Department of Plastic Surgery, University Hospital Leiden, Leiden, The Netherlands
Up until the middle of the nineteenth century, general surgery consisted largely in amputations of diseased or injured limbs and lightening slash and grab raids on bladder stones. To many surgeons, these procedures, which inflicted intense pain on their patients, were abhorrent. Suddenly, in 1846, with the introduction of ether anaesthesia, all this was to change and William Fergusson found himself in the happy position to benefit from the new style of surgery where pain was abolished and speed began to play a less important part in the operation.
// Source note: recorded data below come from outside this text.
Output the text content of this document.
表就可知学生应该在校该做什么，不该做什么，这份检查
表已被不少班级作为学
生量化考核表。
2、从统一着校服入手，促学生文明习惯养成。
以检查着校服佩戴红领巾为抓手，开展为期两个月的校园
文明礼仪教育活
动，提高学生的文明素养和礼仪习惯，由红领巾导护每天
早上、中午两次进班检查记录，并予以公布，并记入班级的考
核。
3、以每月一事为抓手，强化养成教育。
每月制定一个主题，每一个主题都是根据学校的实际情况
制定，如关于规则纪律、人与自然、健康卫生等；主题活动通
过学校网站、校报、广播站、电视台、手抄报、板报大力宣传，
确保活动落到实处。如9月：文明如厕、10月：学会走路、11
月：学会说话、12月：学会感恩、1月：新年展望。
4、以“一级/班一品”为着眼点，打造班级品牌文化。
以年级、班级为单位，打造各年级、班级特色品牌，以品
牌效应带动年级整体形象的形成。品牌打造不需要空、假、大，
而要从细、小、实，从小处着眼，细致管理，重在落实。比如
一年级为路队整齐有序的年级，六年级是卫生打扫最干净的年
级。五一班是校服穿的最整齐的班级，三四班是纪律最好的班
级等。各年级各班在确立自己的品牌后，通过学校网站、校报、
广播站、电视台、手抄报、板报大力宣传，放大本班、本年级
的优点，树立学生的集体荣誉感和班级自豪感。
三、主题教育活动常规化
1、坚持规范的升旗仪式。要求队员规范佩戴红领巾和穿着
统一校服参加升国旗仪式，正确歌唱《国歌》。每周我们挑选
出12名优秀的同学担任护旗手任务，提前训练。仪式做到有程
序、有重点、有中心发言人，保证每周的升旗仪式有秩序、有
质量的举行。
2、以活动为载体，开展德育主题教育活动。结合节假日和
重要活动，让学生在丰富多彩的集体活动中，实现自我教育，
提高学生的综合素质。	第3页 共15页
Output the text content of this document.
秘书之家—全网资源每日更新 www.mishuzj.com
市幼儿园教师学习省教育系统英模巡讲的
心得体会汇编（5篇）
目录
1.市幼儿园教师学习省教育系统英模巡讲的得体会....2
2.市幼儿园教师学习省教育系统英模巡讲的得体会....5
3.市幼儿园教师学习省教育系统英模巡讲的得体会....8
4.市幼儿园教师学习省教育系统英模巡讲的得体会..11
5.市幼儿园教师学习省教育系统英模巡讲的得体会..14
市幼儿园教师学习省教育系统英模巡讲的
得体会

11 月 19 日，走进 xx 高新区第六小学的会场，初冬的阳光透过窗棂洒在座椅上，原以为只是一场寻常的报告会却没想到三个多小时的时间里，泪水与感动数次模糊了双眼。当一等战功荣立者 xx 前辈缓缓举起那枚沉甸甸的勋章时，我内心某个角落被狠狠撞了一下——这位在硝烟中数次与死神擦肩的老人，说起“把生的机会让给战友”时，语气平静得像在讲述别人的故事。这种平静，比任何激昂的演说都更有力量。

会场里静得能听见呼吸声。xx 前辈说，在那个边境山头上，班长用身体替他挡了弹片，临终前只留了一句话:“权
Furthermore, in place of amputations, it now became feasible to attempt surgical procedures aimed at conserving or reconstructing diseased parts, which were earlier needlessly sacrificed. It may be remembered that when Percivall Pott suffered a compound fracture of his tibia, his colleagues wished to amputate, but the timely arrival of his old teacher Edward Nourse, who thought conservative treatment feasible, saved his leg.
Fergusson coined the term ‘conservative’ surgery, and this aim to repair and conserve was perhaps his greatest contribution to surgery.
William Fergusson, the son of the Laird of Lochmaben, was born in Prestonpans and educated at the Lochmaben Grammar School and the High School in Edinburgh. At the age of 15, he entered a law office, but after 2 years of drudgery, he turned to the study of medicine in Edinburgh.